IMPLICATIONS FOR FY2016/17 NATIONAL BUDGET: The medium-term fiscal policy framework defined in the 7th Plan for lowering income inequality is a thoughtful programme and deserves utmost attention by the Finance Minister and the National Board of Revenue (NBR). The medium-term fiscal targets for both expenditure increase and tax revenues are politically feasible and within the realm of fiscal prudence and realism. This fiscal programme can be achieved through incremental reforms of taxation and expenditures starting in the forthcoming FY2016/17 budget.
On the expenditure side, the additional yearly increases for the priority programmes are very modest (Table 1), highly realistic and essential. In total they amount to an additional increase of only 0.7% of GDP for FY2016/17. Public spending on human development in Bangladesh is amongst the lowest for a middle income economy and must be swiftly corrected. Similarly, spending on social protection has been rapidly declining as a share of GDP and must be reversed to ensure a more caring and inclusive society.
While these additional expenditures are necessary for improving the incomes of the poor, higher allocations alone are not enough. There is evidence that the quality and equity aspects of even these areas of public spending have problems and they must be addressed to ensure that a higher percentage of the related programme benefits reach the poor and the vulnerable.

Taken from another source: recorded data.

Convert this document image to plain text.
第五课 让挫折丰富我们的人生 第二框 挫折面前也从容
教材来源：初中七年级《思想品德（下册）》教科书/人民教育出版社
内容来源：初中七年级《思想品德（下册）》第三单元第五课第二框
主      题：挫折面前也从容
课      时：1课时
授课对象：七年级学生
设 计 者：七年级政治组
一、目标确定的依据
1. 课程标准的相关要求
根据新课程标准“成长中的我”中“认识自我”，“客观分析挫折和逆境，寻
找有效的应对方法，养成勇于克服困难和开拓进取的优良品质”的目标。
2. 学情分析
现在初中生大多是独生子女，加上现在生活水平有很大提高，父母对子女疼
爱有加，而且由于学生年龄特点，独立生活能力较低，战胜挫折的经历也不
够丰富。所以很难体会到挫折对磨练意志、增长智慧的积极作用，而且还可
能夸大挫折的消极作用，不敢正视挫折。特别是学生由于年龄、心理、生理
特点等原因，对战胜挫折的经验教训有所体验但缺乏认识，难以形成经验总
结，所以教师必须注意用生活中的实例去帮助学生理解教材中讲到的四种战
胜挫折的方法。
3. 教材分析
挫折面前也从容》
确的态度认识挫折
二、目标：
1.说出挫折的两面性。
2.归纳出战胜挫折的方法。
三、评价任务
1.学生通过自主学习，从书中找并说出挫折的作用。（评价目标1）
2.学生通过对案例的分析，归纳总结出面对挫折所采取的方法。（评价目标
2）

In particular, the National Social Security Strategy (NSSS), adopted in 2015, must be swiftly implemented to get the desired results from spending on social protection. Reforms of public spending in health and education are also needed to eliminate corruption and shift more programme benefits to the poor. Additionally, the delivery of health and education services must be reformed to provide greater role to local government agencies and community organisations in spending decisions and in implementation.
On the taxation front, the government is very much aware of the deplorably low tax revenue performance and has been making efforts to reverse that by modernising the value added tax (VAT). This is welcome but not enough. Policy must now shift to modernising personal income taxation and introducing a modern system of property taxation. A beginning to these reforms must be signalled in the forthcoming national budget for FY2016/17.